I laugh. “Yeah, but it's on a pier,” I say. “Over the ocean.”

“Come on,” he says, giving me a smile.

I let Rob lead me over to the roller coaster. He buys us each a ticket and we don't have to wait too long before we're able to climb aboard. I grip his arm as the car carries us up the hill to the first drop and then scream as we drop, my stomach fluttering and my heart racing. It's a pretty short ride, and he's right that it's not one of those monster coasters, but it's still unique. It's still fun.

“Okay, that was seriously awesome,” I say as we get off the ride.

Rob smiles at me, his mood a thousand times lighter than it had been in that restaurant – which makes me happy. We wander around the pier, playing games, and swapping stories about our lives. The laughter comes as easy as the conversation, and it's like we just picked up where we'd left off the night before.
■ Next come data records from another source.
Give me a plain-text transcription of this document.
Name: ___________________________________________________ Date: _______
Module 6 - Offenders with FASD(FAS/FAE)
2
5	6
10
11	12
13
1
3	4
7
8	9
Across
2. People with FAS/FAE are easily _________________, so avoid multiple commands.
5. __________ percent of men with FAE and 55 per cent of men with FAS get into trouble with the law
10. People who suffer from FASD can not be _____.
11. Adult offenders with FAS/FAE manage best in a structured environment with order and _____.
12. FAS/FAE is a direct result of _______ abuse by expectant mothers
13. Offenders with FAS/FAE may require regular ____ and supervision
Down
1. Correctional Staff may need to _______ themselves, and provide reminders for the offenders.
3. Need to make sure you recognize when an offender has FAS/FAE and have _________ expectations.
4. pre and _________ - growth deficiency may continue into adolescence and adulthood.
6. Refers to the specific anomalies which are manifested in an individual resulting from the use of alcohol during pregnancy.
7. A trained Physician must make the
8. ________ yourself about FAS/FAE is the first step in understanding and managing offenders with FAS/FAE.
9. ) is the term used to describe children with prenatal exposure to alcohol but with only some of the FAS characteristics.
There's just a natural ease between us that I've never experienced with somebody before. It's comforting in a way I've never known – not even with Landon. The more I'm around Rob, the more I feel my guard coming down. The more open and honest I am. The more I feel like I can just be me and that it's okay.

“Are you hungry?” he asks.

“Starving.”

Rob leads me over to a big pink food truck whose specialty is apparently, gourmet hot dogs. I look at him skeptically and then laugh.

“Trust me, I know,” he says. “But this place – the actual storefront, not the truck – is an LA landmark. And their dogs are great.”

I shrug. “Hey, I'm game.”

He smiles and I stare at the menu, laughing at the corny names, but feel my stomach growing restless. I'm almost certain the growling can be heard over the buzz of the crowd. I tell Rob what I want and he places our order. A few minutes later, food in hand, we manage to find a table near the railing of the pier.

I stare out at the ocean, watch the moon sparkle off the surface of the water. The moonlight makes the white foam of the breaking waves almost seem to glow with an inner silvery light. It's absolutely magical and I have to pinch myself to remind myself that no, this isn't a dream. I'm really here in Southern California. This really is my life.

I take a bite of my hot dog that's layered in onion rings, barbecue sauce, and bacon – and am shocked that it's surprisingly good. I nod appreciatively as I chew and look up at Rob, smiling.

“Color me surprised,” I say.

“See? Just gotta keep an open mind about these things.”

I laugh and take another bite. We eat, enjoy the evening air – and each other.